We could read here that software is critical for HPC – a market where accelerators/GPUs are used a lot. So all we need to do is to better support all GPU-developers as a whole, not? Unfortunately something else is happening.
Each big corporation wants to have their own developers, not to be shared with the competition.
Microsoft was quite early in this with Ballmer’s “developers, developers, developers” meme. Tip of the hat to them for acting on the shortage, a shake of the head for how they acted. For .NET is was a success to steal away developers from Java and C/C++, increasing market share of Windows Server, SQL Server and more.
GPU-vendors want that too – growing the cake together they find too slow – best is to start the fight while the cake is tiny.
Result: GPU-developers are forced to learn many, many languages…
…if they choose not to only serve one hardware-vendor. So the developers are the ones who are the victim.
Large companies created their own programming languages and all kinds of APIs that only work on one specific platforms or within a tight scope – knowledge and written software cannot be used outside these artificial borders. It currently is that bad, that competing “standards” use different terminologies for exactly the same functionality. Sometimes it’s due to IP issues and such, but sometimes this is deliberate!
Just think that in CPU languages the differences would mostly be that standard words like “void” would be “blank”, “empty” or “null”. This is what is happening in the GPU languages a lot.
With all those languages the time to learn takes a lot longer – this in turn delays the training of the new wave of GPU-developers. On top of that, more time is put in fanboyism (“the red/blue/green team is better”) instead of educating each other.
So, what’s the difference between all those languages?
If you compare them to the huge variety of CPU languages – unfortunately not much.
Here at StreamHPC we know many languages to program GPUs: OpenCL, CUDA, Shaders-languages, OpenMP, RenderScript, Metal, C++AMP and more. We can remember them, because most concepts from one language can be implemented in the other. We actually prefer to use our time in getting to know more specifics of the different hardware, than to remember the different languages.
GPU-languages can be divided in two groups: host-kernel languages and pragma/magic.
The first group is so much alike, that one can be implemented in another for the largest part – unique conveniences are or hardware-dependent or easy to implement. The discussion on what’s missing is mostly on what’s not yet built in, not on capabilities.

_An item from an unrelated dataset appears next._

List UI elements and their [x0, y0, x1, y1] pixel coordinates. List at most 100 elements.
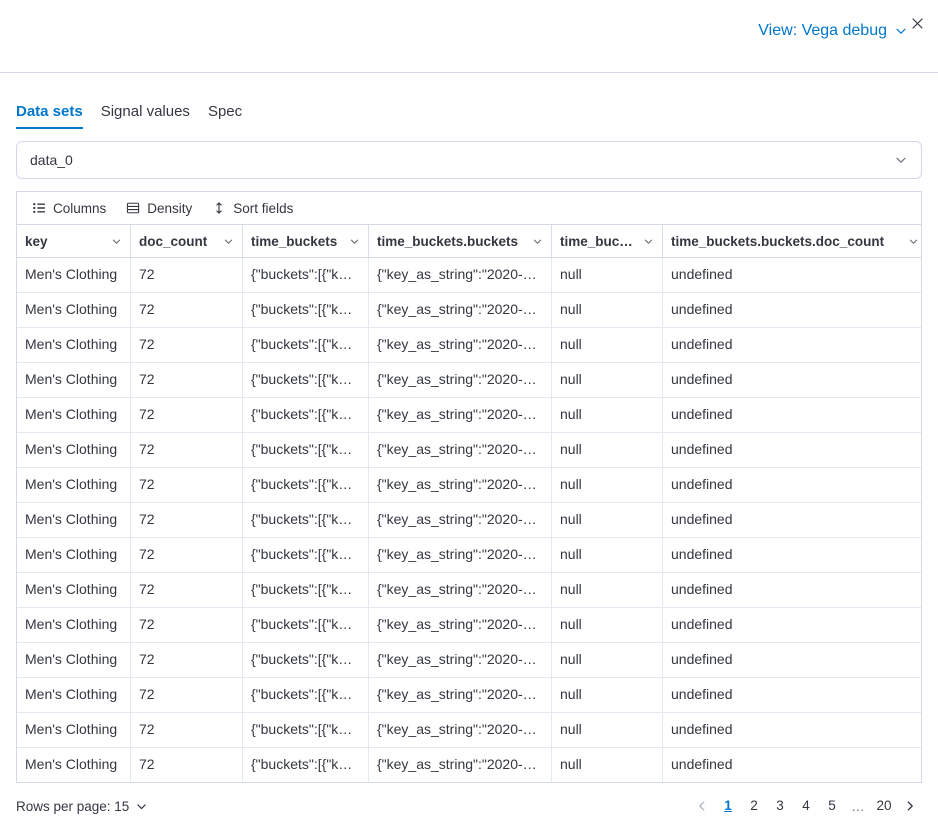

The second is to mostly serve CPU-programmers and promises to take care of the complexity of GPU-programming – until now they all succeed in a rather easy-to-parallelise N-body simulation, not much more. We have been promised compilers that understand half-baked code since the beginning of programming – no difference here.
So what to do?
Do you really want to have this small group of GPU-developers put their time into porting between hardware architectures?
Stop reinventing the wheel to win developers. Build on top of existing languages.
For instance SPIR-V has been created to enable higher-level languages like Domain Specific Languages. Also many libraries are already out there, ready to be integrated and the 13 types of GPU-algorithms are also known for years.
With only knowing C, I can program SPARC, ARM, X86 and other CPUs. This is what also should be possible with all those different GPUs.